Monday, May. 15, 1944
Father & Sons
Late in February a U.S. battalion in Italy made a gallant and determined stand against the Germans from a cave on the rocky road that runs north from Anzio. Cut off from supplies and fighting for a week without replacements, the battalion, in the words of New York Herald Tribune Correspondent Homer Bigart, "withstood the cruelest pressure any American unit has been called upon to face in this war."
Correspondent Bigart singled out for special mention the work of 25-year-old Corporal George Sylvester Viereck Jr., who stood in the mouth of the cave blasting away with his Garand rifle at oncoming Nazis while an artillery barrage thundered down on them from the rear.

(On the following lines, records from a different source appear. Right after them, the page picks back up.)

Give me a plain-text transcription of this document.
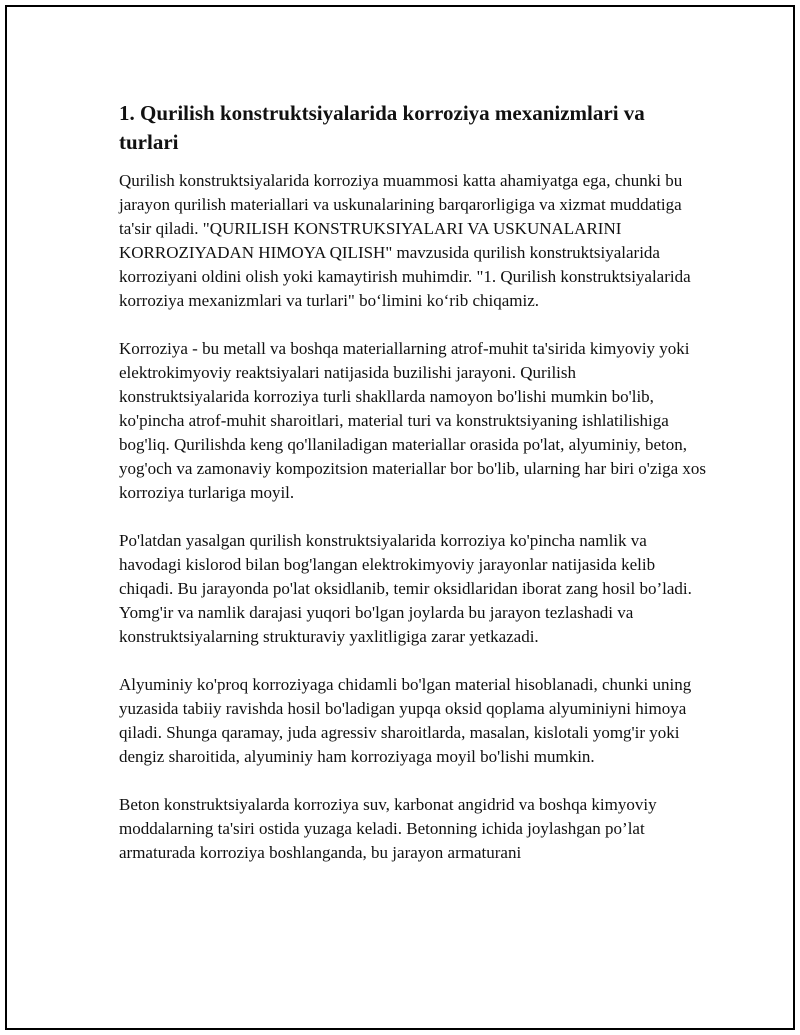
1. Qurilish konstruktsiyalarida korroziya mexanizmlari va turlari

Qurilish konstruktsiyalarida korroziya muammosi katta ahamiyatga ega, chunki bu jarayon qurilish materiallari va uskunalarining barqarorligiga va xizmat muddatiga ta'sir qiladi. "QURILISH KONSTRUKSIYALARI VA USKUNALARINI KORROZIYADAN HIMOYA QILISH" mavzusida qurilish konstruktsiyalarida korroziyani oldini olish yoki kamaytirish muhimdir. "1. Qurilish konstruktsiyalarida korroziya mexanizmlari va turlari" bo‘limini ko‘rib chiqamiz.

Korroziya - bu metall va boshqa materiallarning atrof-muhit ta'sirida kimyoviy yoki elektrokimyoviy reaktsiyalari natijasida buzilishi jarayoni. Qurilish konstruktsiyalarida korroziya turli shakllarda namoyon bo'lishi mumkin bo'lib, ko'pincha atrof-muhit sharoitlari, material turi va konstruktsiyaning ishlatilishiga bog'liq. Qurilishda keng qo'llaniladigan materiallar orasida po'lat, alyuminiy, beton, yog'och va zamonaviy kompozitsion materiallar bor bo'lib, ularning har biri o'ziga xos korroziya turlariga moyil.

Po'latdan yasalgan qurilish konstruktsiyalarida korroziya ko'pincha namlik va havodagi kislorod bilan bog'langan elektrokimyoviy jarayonlar natijasida kelib chiqadi. Bu jarayonda po'lat oksidlanib, temir oksidlaridan iborat zang hosil bo’ladi. Yomg'ir va namlik darajasi yuqori bo'lgan joylarda bu jarayon tezlashadi va konstruktsiyalarning strukturaviy yaxlitligiga zarar yetkazadi.

Alyuminiy ko'proq korroziyaga chidamli bo'lgan material hisoblanadi, chunki uning yuzasida tabiiy ravishda hosil bo'ladigan yupqa oksid qoplama alyuminiyni himoya qiladi. Shunga qaramay, juda agressiv sharoitlarda, masalan, kislotali yomg'ir yoki dengiz sharoitida, alyuminiy ham korroziyaga moyil bo'lishi mumkin.

Beton konstruktsiyalarda korroziya suv, karbonat angidrid va boshqa kimyoviy moddalarning ta'siri ostida yuzaga keladi. Betonning ichida joylashgan po’lat armaturada korroziya boshlanganda, bu jarayon armaturani
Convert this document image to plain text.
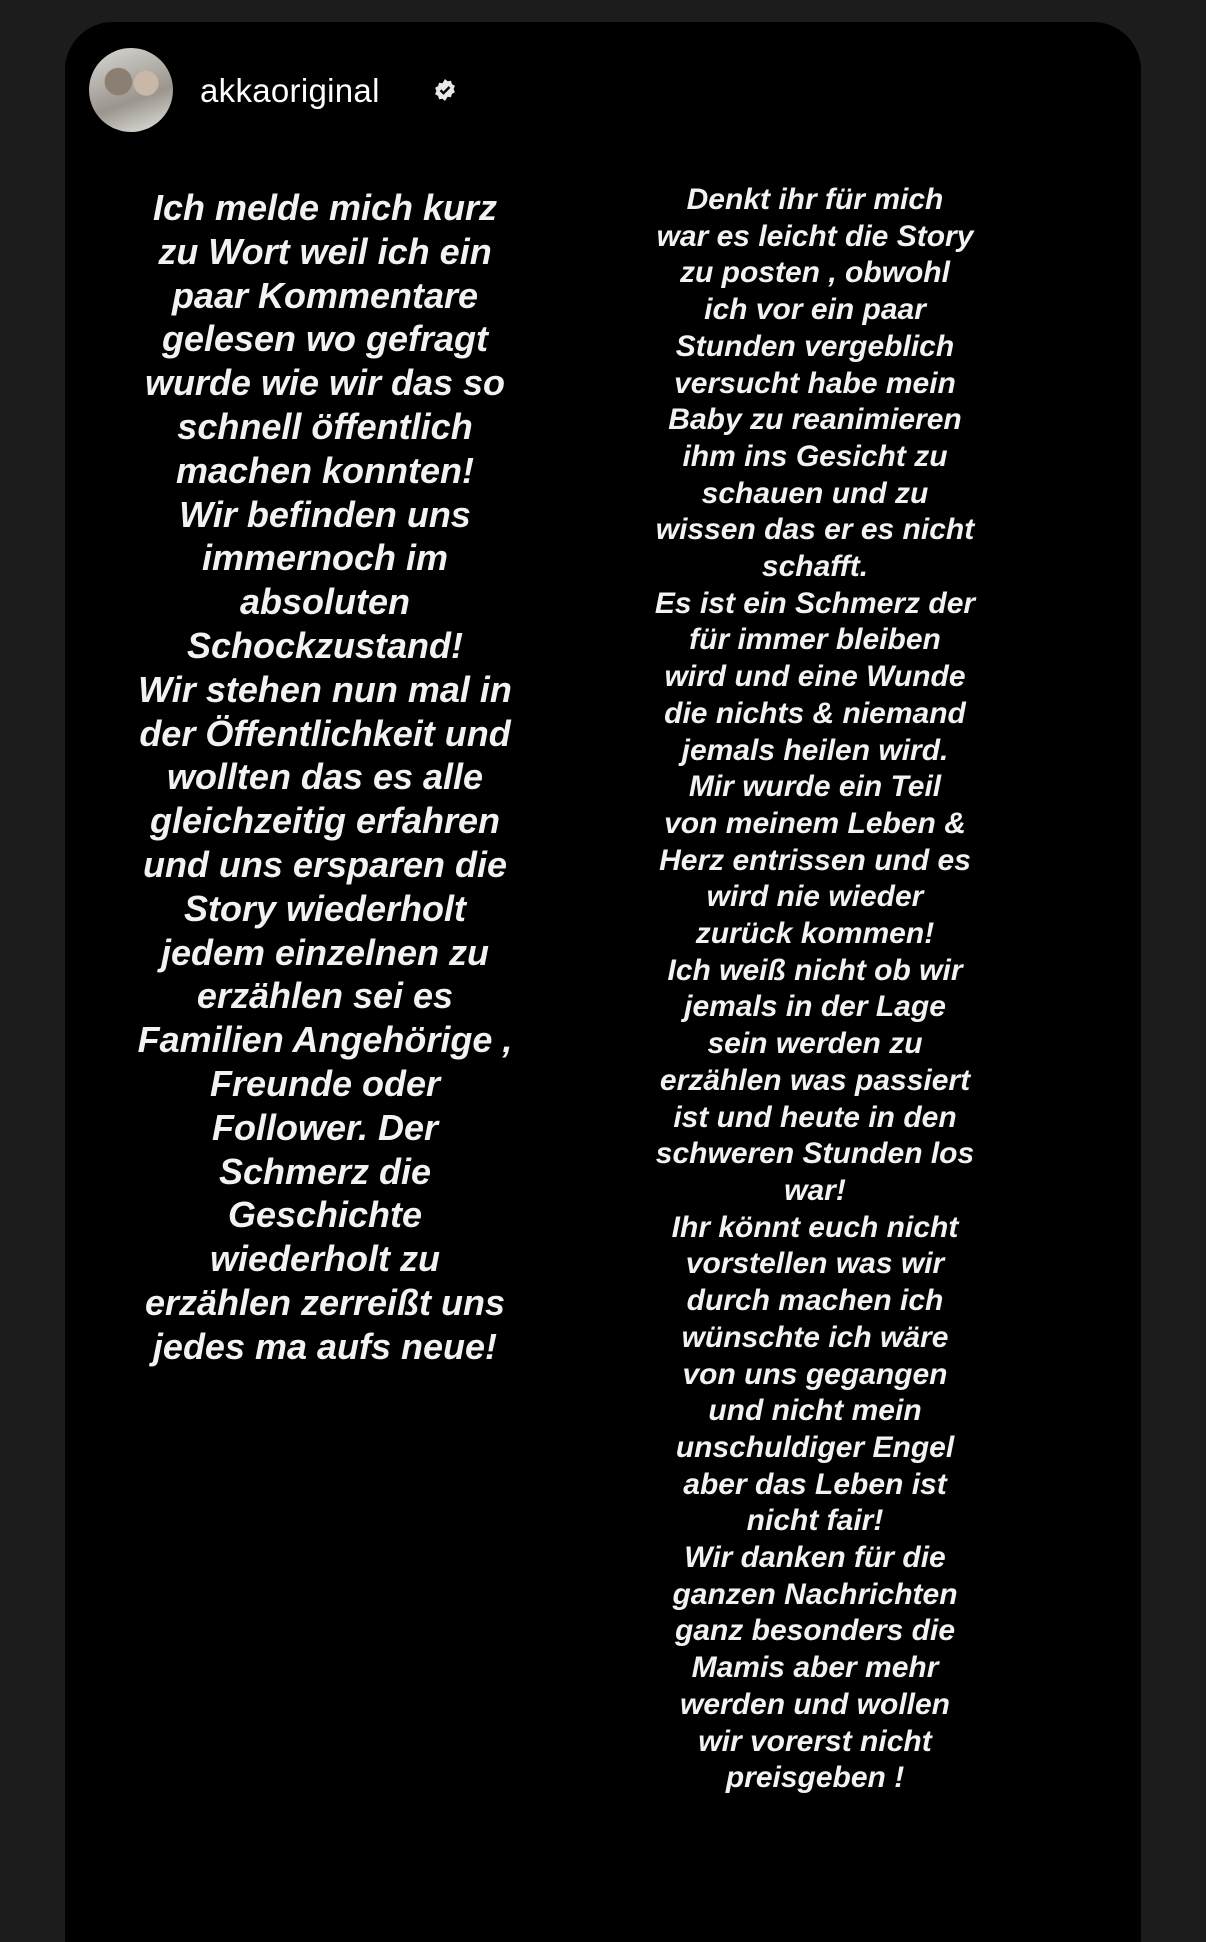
akkaoriginal
Ich melde mich kurz
zu Wort weil ich ein
paar Kommentare
gelesen wo gefragt
wurde wie wir das so
schnell öffentlich
machen konnten!
Wir befinden uns
immernoch im
absoluten
Schockzustand!
Wir stehen nun mal in
der Öffentlichkeit und
wollten das es alle
gleichzeitig erfahren
und uns ersparen die
Story wiederholt
jedem einzelnen zu
erzählen sei es
Familien Angehörige ,
Freunde oder
Follower. Der
Schmerz die
Geschichte
wiederholt zu
erzählen zerreißt uns
jedes ma aufs neue!
Denkt ihr für mich
war es leicht die Story
zu posten , obwohl
ich vor ein paar
Stunden vergeblich
versucht habe mein
Baby zu reanimieren
ihm ins Gesicht zu
schauen und zu
wissen das er es nicht
schafft.
Es ist ein Schmerz der
für immer bleiben
wird und eine Wunde
die nichts & niemand
jemals heilen wird.
Mir wurde ein Teil
von meinem Leben &
Herz entrissen und es
wird nie wieder
zurück kommen!
Ich weiß nicht ob wir
jemals in der Lage
sein werden zu
erzählen was passiert
ist und heute in den
schweren Stunden los
war!
Ihr könnt euch nicht
vorstellen was wir
durch machen ich
wünschte ich wäre
von uns gegangen
und nicht mein
unschuldiger Engel
aber das Leben ist
nicht fair!
Wir danken für die
ganzen Nachrichten
ganz besonders die
Mamis aber mehr
werden und wollen
wir vorerst nicht
preisgeben !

Said Corporal Viereck: "We had a feeling of animal joy as that stuff came down on the surrounding Germans."
Slight and blond, young Viereck was a onetime student at Harvard Law School, a graduate magna cum laude of Harvard College. There he had helped found and edit a new liberal monthly magazine, the Harvard Guardian.
Immediately on reading the dispatch from Anzio, Corporal Viereck's mother sat down in her Manhattan apartment to write her son a letter of congratulations.
Last week the letter came back. Across it was stamped the word "DECEASED." That was the way she got the news.
Next day, in a barren cell under the Washington courtroom where he is on trial for sedition, Naziphile George Sylvester Viereck Sr., already serving a one-to-five-year prison term as an unregistered agent of the Reich, listened stolidly as his wife broke the news to him. The Vierecks' other son, Sergeant Peter Viereck, author of a critical book on the origins of National Socialism, is now in North Africa.